Apple being sued for $1bn over claims facial recognition technology wrongly identified a robber

Apple is being sued for $1 billion (£770 million) by a New York student who has accused the retailer of using facial recognition technology to arrest the wrong person.

Ousmane Bah is suing the retailer after he was identified by Apple as a robber who had committed theft in numerous Apple stores across the US.

However, Bah claims that he was wrongly identified as the robber by Apple’s facial recognition technology, and goes on to add that the photo on the arrest warrant is not him.

According to The Verge, NYPD Detective John Reinhold gave a testimony stating that Bah “looked nothing like” the suspect on CCTV during a robbery at Apple’s Manhattan store.

READ MORE: Over 20 AI experts call for Amazon to stop selling its facial recognition tech to law enforcement

More importantly, according to the lawsuit, Reinhold then went on to explain that Apple’s security systems use facial recognition technology to identify its suspects.

Following his testimony, and backed by surveillance footage, district attorneys in New York and Boston have now dropped the charges against Bah, though one case is still pending in New Jersey.

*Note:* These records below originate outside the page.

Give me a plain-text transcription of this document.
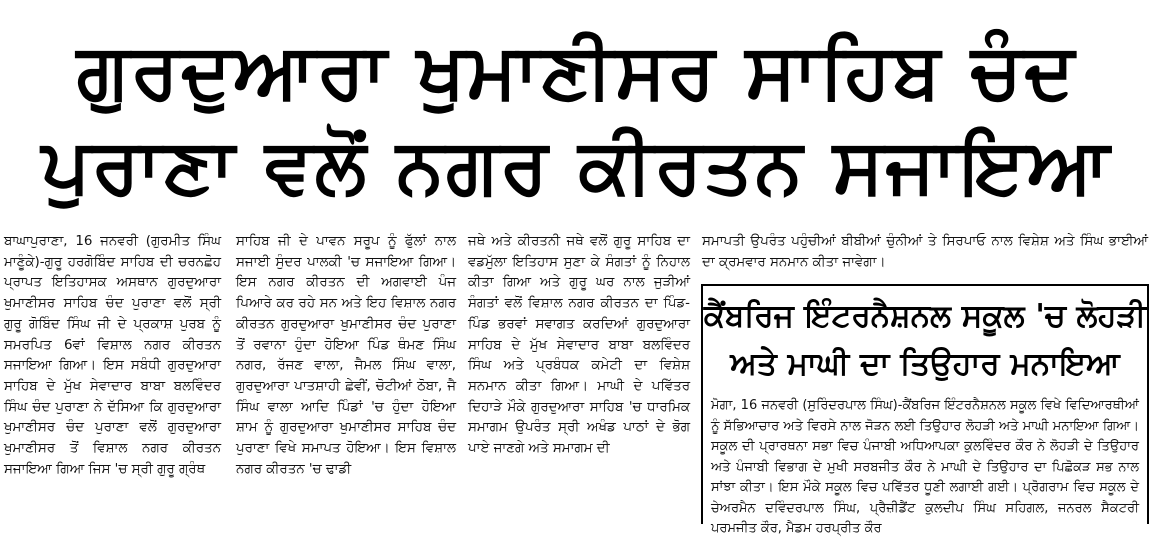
ਗੁਰਦੁਆਰਾ ਖੁਮਾਣੀਸਰ ਸਾਹਿਬ ਚੰਦ
ਪੁਰਾਣਾ ਵਲੋਂ ਨਗਰ ਕੀਰਤਨ ਸਜਾਇਆ

ਬਾਘਾਪੁਰਾਣਾ, 16 ਜਨਵਰੀ (ਗੁਰਮੀਤ ਸਿੰਘ ਮਾਣੂੰਕੇ)-ਗੁਰੂ ਹਰਗੋਬਿੰਦ ਸਾਹਿਬ ਦੀ ਚਰਨਛੋਹ ਪ੍ਰਾਪਤ ਇਤਿਹਾਸਕ ਅਸਥਾਨ ਗੁਰਦੁਆਰਾ ਖੁਮਾਣੀਸਰ ਸਾਹਿਬ ਚੰਦ ਪੁਰਾਣਾ ਵਲੋਂ ਸ੍ਰੀ ਗੁਰੂ ਗੋਬਿੰਦ ਸਿੰਘ ਜੀ ਦੇ ਪ੍ਰਕਾਸ਼ ਪੁਰਬ ਨੂੰ ਸਮਰਪਿਤ 6ਵਾਂ ਵਿਸ਼ਾਲ ਨਗਰ ਕੀਰਤਨ ਸਜਾਇਆ ਗਿਆ। ਇਸ ਸਬੰਧੀ ਗੁਰਦੁਆਰਾ ਸਾਹਿਬ ਦੇ ਮੁੱਖ ਸੇਵਾਦਾਰ ਬਾਬਾ ਬਲਵਿੰਦਰ ਸਿੰਘ ਚੰਦ ਪੁਰਾਣਾ ਨੇ ਦੱਸਿਆ ਕਿ ਗੁਰਦੁਆਰਾ ਖੁਮਾਣੀਸਰ ਚੰਦ ਪੁਰਾਣਾ ਵਲੋਂ ਗੁਰਦੁਆਰਾ ਖੁਮਾਣੀਸਰ ਤੋਂ ਵਿਸ਼ਾਲ ਨਗਰ ਕੀਰਤਨ ਸਜਾਇਆ ਗਿਆ ਜਿਸ 'ਚ ਸ੍ਰੀ ਗੁਰੂ ਗ੍ਰੰਥ

ਸਾਹਿਬ ਜੀ ਦੇ ਪਾਵਨ ਸਰੂਪ ਨੂੰ ਫੁੱਲਾਂ ਨਾਲ ਸਜਾਈ ਸੁੰਦਰ ਪਾਲਕੀ 'ਚ ਸਜਾਇਆ ਗਿਆ। ਇਸ ਨਗਰ ਕੀਰਤਨ ਦੀ ਅਗਵਾਈ ਪੰਜ ਪਿਆਰੇ ਕਰ ਰਹੇ ਸਨ ਅਤੇ ਇਹ ਵਿਸ਼ਾਲ ਨਗਰ ਕੀਰਤਨ ਗੁਰਦੁਆਰਾ ਖੁਮਾਣੀਸਰ ਚੰਦ ਪੁਰਾਣਾ ਤੋਂ ਰਵਾਨਾ ਹੁੰਦਾ ਹੋਇਆ ਪਿੰਡ ਥੰਮਣ ਸਿੰਘ ਨਗਰ, ਰੱਜਣ ਵਾਲਾ, ਜੈਮਲ ਸਿੰਘ ਵਾਲਾ, ਗੁਰਦੁਆਰਾ ਪਾਤਸ਼ਾਹੀ ਛੇਵੀਂ, ਚੋਟੀਆਂ ਠੋਬਾ, ਜੈ ਸਿੰਘ ਵਾਲਾ ਆਦਿ ਪਿੰਡਾਂ 'ਚ ਹੁੰਦਾ ਹੋਇਆ ਸ਼ਾਮ ਨੂੰ ਗੁਰਦੁਆਰਾ ਖੁਮਾਣੀਸਰ ਸਾਹਿਬ ਚੰਦ ਪੁਰਾਣਾ ਵਿਖੇ ਸਮਾਪਤ ਹੋਇਆ। ਇਸ ਵਿਸ਼ਾਲ ਨਗਰ ਕੀਰਤਨ 'ਚ ਢਾਡੀ

ਜਥੇ ਅਤੇ ਕੀਰਤਨੀ ਜਥੇ ਵਲੋਂ ਗੁਰੂ ਸਾਹਿਬ ਦਾ ਵਡਮੁੱਲਾ ਇਤਿਹਾਸ ਸੁਣਾ ਕੇ ਸੰਗਤਾਂ ਨੂੰ ਨਿਹਾਲ ਕੀਤਾ ਗਿਆ ਅਤੇ ਗੁਰੂ ਘਰ ਨਾਲ ਜੁੜੀਆਂ ਸੰਗਤਾਂ ਵਲੋਂ ਵਿਸ਼ਾਲ ਨਗਰ ਕੀਰਤਨ ਦਾ ਪਿੰਡ-ਪਿੰਡ ਭਰਵਾਂ ਸਵਾਗਤ ਕਰਦਿਆਂ ਗੁਰਦੁਆਰਾ ਸਾਹਿਬ ਦੇ ਮੁੱਖ ਸੇਵਾਦਾਰ ਬਾਬਾ ਬਲਵਿੰਦਰ ਸਿੰਘ ਅਤੇ ਪ੍ਰਬੰਧਕ ਕਮੇਟੀ ਦਾ ਵਿਸ਼ੇਸ਼ ਸਨਮਾਨ ਕੀਤਾ ਗਿਆ। ਮਾਘੀ ਦੇ ਪਵਿੱਤਰ ਦਿਹਾੜੇ ਮੌਕੇ ਗੁਰਦੁਆਰਾ ਸਾਹਿਬ 'ਚ ਧਾਰਮਿਕ ਸਮਾਗਮ ਉਪਰੰਤ ਸ੍ਰੀ ਅਖੰਡ ਪਾਠਾਂ ਦੇ ਭੋਗ ਪਾਏ ਜਾਣਗੇ ਅਤੇ ਸਮਾਗਮ ਦੀ

ਸਮਾਪਤੀ ਉਪਰੰਤ ਪਹੁੰਚੀਆਂ ਬੀਬੀਆਂ ਚੁੰਨੀਆਂ ਤੇ ਸਿਰਪਾਓ ਨਾਲ ਵਿਸ਼ੇਸ਼ ਅਤੇ ਸਿੰਘ ਭਾਈਆਂ ਦਾ ਕ੍ਰਮਵਾਰ ਸਨਮਾਨ ਕੀਤਾ ਜਾਵੇਗਾ।

ਕੈਂਬਰਿਜ ਇੰਟਰਨੈਸ਼ਨਲ ਸਕੂਲ 'ਚ ਲੋਹੜੀ
ਅਤੇ ਮਾਘੀ ਦਾ ਤਿਉਹਾਰ ਮਨਾਇਆ

ਮੋਗਾ, 16 ਜਨਵਰੀ (ਸੁਰਿੰਦਰਪਾਲ ਸਿੰਘ)-ਕੈਂਬਰਿਜ ਇੰਟਰਨੈਸ਼ਨਲ ਸਕੂਲ ਵਿਖੇ ਵਿਦਿਆਰਥੀਆਂ ਨੂੰ ਸੱਭਿਆਚਾਰ ਅਤੇ ਵਿਰਸੇ ਨਾਲ ਜੋੜਨ ਲਈ ਤਿਉਹਾਰ ਲੋਹੜੀ ਅਤੇ ਮਾਘੀ ਮਨਾਇਆ ਗਿਆ। ਸਕੂਲ ਦੀ ਪ੍ਰਾਰਥਨਾ ਸਭਾ ਵਿਚ ਪੰਜਾਬੀ ਅਧਿਆਪਕਾ ਕੁਲਵਿੰਦਰ ਕੌਰ ਨੇ ਲੋਹੜੀ ਦੇ ਤਿਉਹਾਰ ਅਤੇ ਪੰਜਾਬੀ ਵਿਭਾਗ ਦੇ ਮੁਖੀ ਸਰਬਜੀਤ ਕੌਰ ਨੇ ਮਾਘੀ ਦੇ ਤਿਉਹਾਰ ਦਾ ਪਿਛੋਕੜ ਸਭ ਨਾਲ ਸਾਂਝਾ ਕੀਤਾ। ਇਸ ਮੌਕੇ ਸਕੂਲ ਵਿਚ ਪਵਿੱਤਰ ਧੂਣੀ ਲਗਾਈ ਗਈ। ਪ੍ਰੋਗਰਾਮ ਵਿਚ ਸਕੂਲ ਦੇ ਚੇਅਰਮੈਨ ਦਵਿੰਦਰਪਾਲ ਸਿੰਘ, ਪ੍ਰੈਜ਼ੀਡੈਂਟ ਕੁਲਦੀਪ ਸਿੰਘ ਸਹਿਗਲ, ਜਨਰਲ ਸੈਕਟਰੀ ਪਰਮਜੀਤ ਕੌਰ, ਮੈਡਮ ਹਰਪ੍ਰੀਤ ਕੌਰ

When questioned by The Verge, Apple stated that it doesn’t use facial recognition technology in its stores, a fact that was later confusingly confirmed by Reinhold, despite him stating that he stood by his initial testimony.

A second defendant in the lawsuit offers some explanation, highlighting a third-party security company called Security Industry Specialists (SIS) which may have used facial recognition technology to analyse CCTV footage from the Apple store.

Though SIS doesn’t explicitly state it works with Apple, the lawsuit states that Bah was presented with a police report stating that an SIS loss prevention employee caught him stealing Apple pencils on CCTV in Boston.

In yet another twist, Bah stated that he was attending his senior prom in Manhattan during the time of the robbery.